Iraq Invasion 12 Years Later: See How Much Has Changed
ABC News looks back 12 years after the invasion of Iraq.
-- On March 19, 2003, millions of Americans watched as President George W. Bush announced from the Oval Office that Americans and coalition forces had begun military operations inside Iraq against the regime of Saddam Hussein.
In his speech, the president said the goal would be to “disarm Iraq, to free its people and to defend the world from grave danger,” and that “we will accept no outcome but victory.”
But 12 years later President Obama has ordered a U.S. military presence back into Iraq to assist with the fight against ISIS, four years after he oversaw the complete withdrawal of all U.S. troops in December 2011.
ABC News took a look back on the past dozen years and the events and players who shaped one of the more divisive and consequential conflicts in recent history.
THEN: At the start of the 2003 military campaign, Saddam Hussein had been president of Iraq for more than two decades after seizing power in a 1979 Ba’athist party coup. When the U.S. “shock and awe” bombing campaign began in March Saddam escaped Baghdad and went into hiding. A month later, Iraqi citizens aided by U.S. troops brought down Hussein’s statue in Baghdad’s Firdos Square that had been erected for his 65th birthday. The toppling of the statue became one of the war’s most iconic images.
In December 2003, U.S. military forces found Hussein near his hometown of Tikrit hiding in a spider hole in the ground below a two-room mud shack on a sheep farm.
NOW: In December 2006, Hussein was executed after being found guilty of crimes against humanity by an Iraqi Tribunal. Now the Associated Press reports that Hussein’s grave, located outside the city of Tikrit, has been nearly destroyed in the ongoing fight between Iraqi forces and ISIS.
Today Haider al-Abadi is Iraq’s prime minister. He returned to Iraq in 2003 after having spent 30 years in exile, and has struggled to hold together sectarian interests and fend off the rapid advancement of ISIS, which currently controls vast swathes of land in the country’s northwestern region including the second-largest city of Mosul.

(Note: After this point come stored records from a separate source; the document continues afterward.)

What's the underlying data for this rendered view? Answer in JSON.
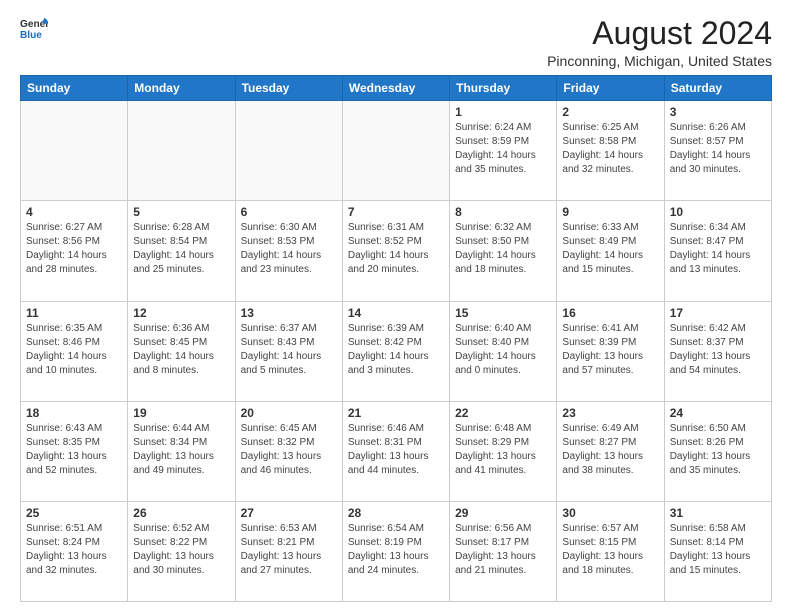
{
  "header": {
    "logo_line1": "General",
    "logo_line2": "Blue",
    "month": "August 2024",
    "location": "Pinconning, Michigan, United States"
  },
  "weekdays": [
    "Sunday",
    "Monday",
    "Tuesday",
    "Wednesday",
    "Thursday",
    "Friday",
    "Saturday"
  ],
  "weeks": [
    [
      {
        "day": "",
        "info": ""
      },
      {
        "day": "",
        "info": ""
      },
      {
        "day": "",
        "info": ""
      },
      {
        "day": "",
        "info": ""
      },
      {
        "day": "1",
        "info": "Sunrise: 6:24 AM\nSunset: 8:59 PM\nDaylight: 14 hours\nand 35 minutes."
      },
      {
        "day": "2",
        "info": "Sunrise: 6:25 AM\nSunset: 8:58 PM\nDaylight: 14 hours\nand 32 minutes."
      },
      {
        "day": "3",
        "info": "Sunrise: 6:26 AM\nSunset: 8:57 PM\nDaylight: 14 hours\nand 30 minutes."
      }
    ],
    [
      {
        "day": "4",
        "info": "Sunrise: 6:27 AM\nSunset: 8:56 PM\nDaylight: 14 hours\nand 28 minutes."
      },
      {
        "day": "5",
        "info": "Sunrise: 6:28 AM\nSunset: 8:54 PM\nDaylight: 14 hours\nand 25 minutes."
      },
      {
        "day": "6",
        "info": "Sunrise: 6:30 AM\nSunset: 8:53 PM\nDaylight: 14 hours\nand 23 minutes."
      },
      {
        "day": "7",
        "info": "Sunrise: 6:31 AM\nSunset: 8:52 PM\nDaylight: 14 hours\nand 20 minutes."
      },
      {
        "day": "8",
        "info": "Sunrise: 6:32 AM\nSunset: 8:50 PM\nDaylight: 14 hours\nand 18 minutes."
      },
      {
        "day": "9",
        "info": "Sunrise: 6:33 AM\nSunset: 8:49 PM\nDaylight: 14 hours\nand 15 minutes."
      },
      {
        "day": "10",
        "info": "Sunrise: 6:34 AM\nSunset: 8:47 PM\nDaylight: 14 hours\nand 13 minutes."
      }
    ],
    [
      {
        "day": "11",
        "info": "Sunrise: 6:35 AM\nSunset: 8:46 PM\nDaylight: 14 hours\nand 10 minutes."
      },
      {
        "day": "12",
        "info": "Sunrise: 6:36 AM\nSunset: 8:45 PM\nDaylight: 14 hours\nand 8 minutes."
      },
      {
        "day": "13",
        "info": "Sunrise: 6:37 AM\nSunset: 8:43 PM\nDaylight: 14 hours\nand 5 minutes."
      },
      {
        "day": "14",
        "info": "Sunrise: 6:39 AM\nSunset: 8:42 PM\nDaylight: 14 hours\nand 3 minutes."
      },
      {
        "day": "15",
        "info": "Sunrise: 6:40 AM\nSunset: 8:40 PM\nDaylight: 14 hours\nand 0 minutes."
      },
      {
        "day": "16",
        "info": "Sunrise: 6:41 AM\nSunset: 8:39 PM\nDaylight: 13 hours\nand 57 minutes."
      },
      {
        "day": "17",
        "info": "Sunrise: 6:42 AM\nSunset: 8:37 PM\nDaylight: 13 hours\nand 54 minutes."
      }
    ],
    [
      {
        "day": "18",
        "info": "Sunrise: 6:43 AM\nSunset: 8:35 PM\nDaylight: 13 hours\nand 52 minutes."
      },
      {
        "day": "19",
        "info": "Sunrise: 6:44 AM\nSunset: 8:34 PM\nDaylight: 13 hours\nand 49 minutes."
      },
      {
        "day": "20",
        "info": "Sunrise: 6:45 AM\nSunset: 8:32 PM\nDaylight: 13 hours\nand 46 minutes."
      },
      {
        "day": "21",
        "info": "Sunrise: 6:46 AM\nSunset: 8:31 PM\nDaylight: 13 hours\nand 44 minutes."
      },
      {
        "day": "22",
        "info": "Sunrise: 6:48 AM\nSunset: 8:29 PM\nDaylight: 13 hours\nand 41 minutes."
      },
      {
        "day": "23",
        "info": "Sunrise: 6:49 AM\nSunset: 8:27 PM\nDaylight: 13 hours\nand 38 minutes."
      },
      {
        "day": "24",
        "info": "Sunrise: 6:50 AM\nSunset: 8:26 PM\nDaylight: 13 hours\nand 35 minutes."
      }
    ],
    [
      {
        "day": "25",
        "info": "Sunrise: 6:51 AM\nSunset: 8:24 PM\nDaylight: 13 hours\nand 32 minutes."
      },
      {
        "day": "26",
        "info": "Sunrise: 6:52 AM\nSunset: 8:22 PM\nDaylight: 13 hours\nand 30 minutes."
      },
      {
        "day": "27",
        "info": "Sunrise: 6:53 AM\nSunset: 8:21 PM\nDaylight: 13 hours\nand 27 minutes."
      },
      {
        "day": "28",
        "info": "Sunrise: 6:54 AM\nSunset: 8:19 PM\nDaylight: 13 hours\nand 24 minutes."
      },
      {
        "day": "29",
        "info": "Sunrise: 6:56 AM\nSunset: 8:17 PM\nDaylight: 13 hours\nand 21 minutes."
      },
      {
        "day": "30",
        "info": "Sunrise: 6:57 AM\nSunset: 8:15 PM\nDaylight: 13 hours\nand 18 minutes."
      },
      {
        "day": "31",
        "info": "Sunrise: 6:58 AM\nSunset: 8:14 PM\nDaylight: 13 hours\nand 15 minutes."
      }
    ]
  ]
}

THEN: 90,000 U.S. service members were involved in the 2003 ground invasion of Iraq. But by 2007 the number of additional American forces rose to 160,000 as President Bush ordered a surge of troops to help quell the sectarian strife that had consumed Iraq. More than 4,400 U.S. service members lost their lives in Iraq, with more than 33,000 wounded. At least 150,000 Iraqi civilians are estimated to have been killed in the conflict between 2003 and 2013.
NOW: After the ground invasion the U.S. disbanded what was one of the Middle East’s largest armies. Disenchanted former soldiers soon joined the ranks of the insurgency, fueling a spiral of violence that dominated the American occupation. Meanwhile the U.S. struggled for years to rebuild a capable military from scratch. By the time all U.S. military forces left in 2011 American military officials were confident that Iraq’s military had been rebuilt into a professional force. But with no security agreement between the two countries, the Army’s skills and professionalism eroded under the government of Prime Minister Maliki as training was reduced and he replaced Sunni commanders with Shiites. Today 2,875 American service members are in Iraq to advise, train and assist Iraq’s military so it can defeat ISIS.
THEN: In 2003, Iran’s presence in Iraq was virtually non-existent.
NOW: The relationship between the two Shiite-majority countries is tighter than it has ever been. Iran has also taken a prominent position in the country’s fight against ISIS, sending 50 to 60 military advisers to Iraq and helping direct the large offensive on the ISIS held city of Tikrit.
THEN: 12 years ago Hussein’s Sunni-led government oppressed the majority Shiite population for decades.
NOW: The end of the Hussein regime brought democratic elections that shifted the balance of power to Shiites. And after being repressed for decades, sectarian divisions developed into full-scale conflict. Sectarian violence, even at its lowest levels, has become a part of daily life inside Iraq. In 2014, the country suffered the highest number of civilian deaths since 2008.